Question 15791
Let the side of the original square of cardboard be x cm.
If you now cut out 3 cm squares from each corner, the remaining side of the cardboard square is now (x - 2*3) = (x - 6) cm and this is the size of one side the bottom of the finished box.
The dimensions of the finished box is then, (x - 6)cm by (x - 6)cm by 3cm high.

The volume of the finished box is given as 60 cm^3.  So now we can set up the equation to solve for x, the length of the side of the original square from which the box is made. We'll use the formula for the volume of a rectangular prism (AKA box):  V = Bh where B is the area of the base and h is the height of the box.
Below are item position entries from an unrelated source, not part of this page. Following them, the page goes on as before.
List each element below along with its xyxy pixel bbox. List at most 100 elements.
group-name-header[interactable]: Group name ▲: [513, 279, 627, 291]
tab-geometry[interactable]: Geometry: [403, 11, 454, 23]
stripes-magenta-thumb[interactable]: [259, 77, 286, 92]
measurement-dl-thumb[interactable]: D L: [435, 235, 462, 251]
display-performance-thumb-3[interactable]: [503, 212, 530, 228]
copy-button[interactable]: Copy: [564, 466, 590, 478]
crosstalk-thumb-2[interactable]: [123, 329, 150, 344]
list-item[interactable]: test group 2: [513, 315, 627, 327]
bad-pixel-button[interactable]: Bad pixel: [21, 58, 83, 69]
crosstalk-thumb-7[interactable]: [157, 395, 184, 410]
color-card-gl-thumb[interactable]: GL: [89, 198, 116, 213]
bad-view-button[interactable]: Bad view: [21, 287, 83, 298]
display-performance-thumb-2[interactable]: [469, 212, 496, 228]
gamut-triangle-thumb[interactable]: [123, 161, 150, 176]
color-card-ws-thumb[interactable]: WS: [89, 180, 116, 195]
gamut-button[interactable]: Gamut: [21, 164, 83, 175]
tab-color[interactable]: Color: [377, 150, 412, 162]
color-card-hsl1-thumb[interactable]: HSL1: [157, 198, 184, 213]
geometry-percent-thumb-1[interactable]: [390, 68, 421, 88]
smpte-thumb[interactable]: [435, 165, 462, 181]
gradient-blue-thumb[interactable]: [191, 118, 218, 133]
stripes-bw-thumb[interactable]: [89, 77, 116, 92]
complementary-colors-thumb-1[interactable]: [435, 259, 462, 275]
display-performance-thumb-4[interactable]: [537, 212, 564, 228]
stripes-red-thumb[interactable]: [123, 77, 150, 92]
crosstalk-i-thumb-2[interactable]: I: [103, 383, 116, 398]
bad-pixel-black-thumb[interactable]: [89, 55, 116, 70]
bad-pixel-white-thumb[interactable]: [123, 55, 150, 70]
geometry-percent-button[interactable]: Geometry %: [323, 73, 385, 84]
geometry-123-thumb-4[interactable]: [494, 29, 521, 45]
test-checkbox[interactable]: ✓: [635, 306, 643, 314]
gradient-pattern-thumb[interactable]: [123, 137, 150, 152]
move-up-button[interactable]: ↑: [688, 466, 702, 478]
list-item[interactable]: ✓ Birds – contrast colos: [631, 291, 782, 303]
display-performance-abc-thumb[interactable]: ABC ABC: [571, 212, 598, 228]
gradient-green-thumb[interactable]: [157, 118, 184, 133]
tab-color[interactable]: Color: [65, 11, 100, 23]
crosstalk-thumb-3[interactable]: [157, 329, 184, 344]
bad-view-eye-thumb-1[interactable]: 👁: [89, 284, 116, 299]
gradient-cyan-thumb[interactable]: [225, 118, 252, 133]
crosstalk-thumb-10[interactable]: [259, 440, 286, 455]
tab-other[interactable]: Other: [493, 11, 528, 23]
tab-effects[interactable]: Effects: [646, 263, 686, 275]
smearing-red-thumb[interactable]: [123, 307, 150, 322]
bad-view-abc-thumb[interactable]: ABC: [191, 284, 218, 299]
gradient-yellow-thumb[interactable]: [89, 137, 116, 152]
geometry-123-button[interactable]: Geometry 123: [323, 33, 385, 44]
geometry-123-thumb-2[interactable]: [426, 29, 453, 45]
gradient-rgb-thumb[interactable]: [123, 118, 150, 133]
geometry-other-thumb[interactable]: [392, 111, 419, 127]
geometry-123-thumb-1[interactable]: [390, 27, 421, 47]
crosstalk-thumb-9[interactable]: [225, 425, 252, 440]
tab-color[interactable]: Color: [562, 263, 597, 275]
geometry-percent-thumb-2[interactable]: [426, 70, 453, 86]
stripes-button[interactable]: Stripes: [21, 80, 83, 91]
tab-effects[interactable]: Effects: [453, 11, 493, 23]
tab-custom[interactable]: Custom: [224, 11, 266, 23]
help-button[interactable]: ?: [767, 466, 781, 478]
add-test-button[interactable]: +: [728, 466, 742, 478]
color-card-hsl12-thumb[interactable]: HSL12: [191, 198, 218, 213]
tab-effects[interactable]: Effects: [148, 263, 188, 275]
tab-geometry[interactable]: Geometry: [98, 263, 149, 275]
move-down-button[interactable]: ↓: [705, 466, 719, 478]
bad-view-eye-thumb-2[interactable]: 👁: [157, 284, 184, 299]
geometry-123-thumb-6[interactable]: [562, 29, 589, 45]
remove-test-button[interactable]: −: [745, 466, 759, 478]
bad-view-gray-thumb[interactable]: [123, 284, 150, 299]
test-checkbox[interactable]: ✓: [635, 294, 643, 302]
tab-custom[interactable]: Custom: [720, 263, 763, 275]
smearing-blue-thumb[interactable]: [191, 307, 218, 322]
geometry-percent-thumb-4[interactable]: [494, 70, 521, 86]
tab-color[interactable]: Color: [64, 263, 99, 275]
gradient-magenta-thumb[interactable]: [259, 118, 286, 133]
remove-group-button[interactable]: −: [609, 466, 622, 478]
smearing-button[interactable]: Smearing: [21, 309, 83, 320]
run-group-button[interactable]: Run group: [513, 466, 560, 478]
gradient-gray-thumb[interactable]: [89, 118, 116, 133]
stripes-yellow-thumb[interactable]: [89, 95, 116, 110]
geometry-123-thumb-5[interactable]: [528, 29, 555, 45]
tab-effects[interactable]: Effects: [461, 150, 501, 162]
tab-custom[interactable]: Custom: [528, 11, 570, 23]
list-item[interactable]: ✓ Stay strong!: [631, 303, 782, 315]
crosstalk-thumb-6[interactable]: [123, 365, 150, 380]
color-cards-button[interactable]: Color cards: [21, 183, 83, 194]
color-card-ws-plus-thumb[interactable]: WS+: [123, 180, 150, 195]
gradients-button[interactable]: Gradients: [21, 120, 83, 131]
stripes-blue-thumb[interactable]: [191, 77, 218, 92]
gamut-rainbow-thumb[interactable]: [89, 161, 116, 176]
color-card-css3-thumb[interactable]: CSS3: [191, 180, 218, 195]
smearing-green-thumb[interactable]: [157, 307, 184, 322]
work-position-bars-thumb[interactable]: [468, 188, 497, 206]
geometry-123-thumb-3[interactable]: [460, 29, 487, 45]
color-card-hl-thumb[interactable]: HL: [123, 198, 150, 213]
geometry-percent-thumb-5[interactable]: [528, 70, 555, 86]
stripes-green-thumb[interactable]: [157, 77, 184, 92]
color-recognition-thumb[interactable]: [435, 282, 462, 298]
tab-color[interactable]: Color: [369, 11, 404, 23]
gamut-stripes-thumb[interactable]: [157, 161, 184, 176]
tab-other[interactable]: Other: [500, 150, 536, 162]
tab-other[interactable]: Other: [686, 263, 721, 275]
{{{(x - 6)(x - 6)(3) = 60}}} Expand the left side.
{{{(x^2 - 12x + 36)(3) = 60}}} Divide both sides by 3.
{{{x^2 - 12x + 36 = 20}}} Subtract 20 from both sides.
{{{x^2 - 12x + 16 = 0}}} Solve this quadratic equation using the quadratic formula: {{{x = (-b+-sqrt(b^2 - 4ac))/2a}}}

{{{x = (-(-12)+-sqrt((-12)^2 - 4(1)(16)))/2(1)}}}
{{{x = (12+-sqrt(144 - 64))/2}}}
{{{x = (12+-sqrt(80))/2}}}
{{{x = 6 + 2sqrt(5)}}} or {{{x = 6 - 2sqrt(5)}}}

Let's look at the first root: {{{x = 6 + 2sqrt(5)}}} = {{{6 + 2(2.24)}}} = 10.47

Now the second root: {{{x = 6 - 2sqrt(5)}}} = {{{6 - 2(2.24)}}} = 1.53

Clearly, the second root can be discarded because if that were the length of the side of the original square, then you could never have cut two 3-cm corners from it.

The first root: x = 10.47cm (Approx) is the length of the side of the original square. 

Check:

{{{(10.47 - 6)^2 * 3 = 59.9427 }}} This is not quite 60 because when we took the square root of 5, we got an approximate value.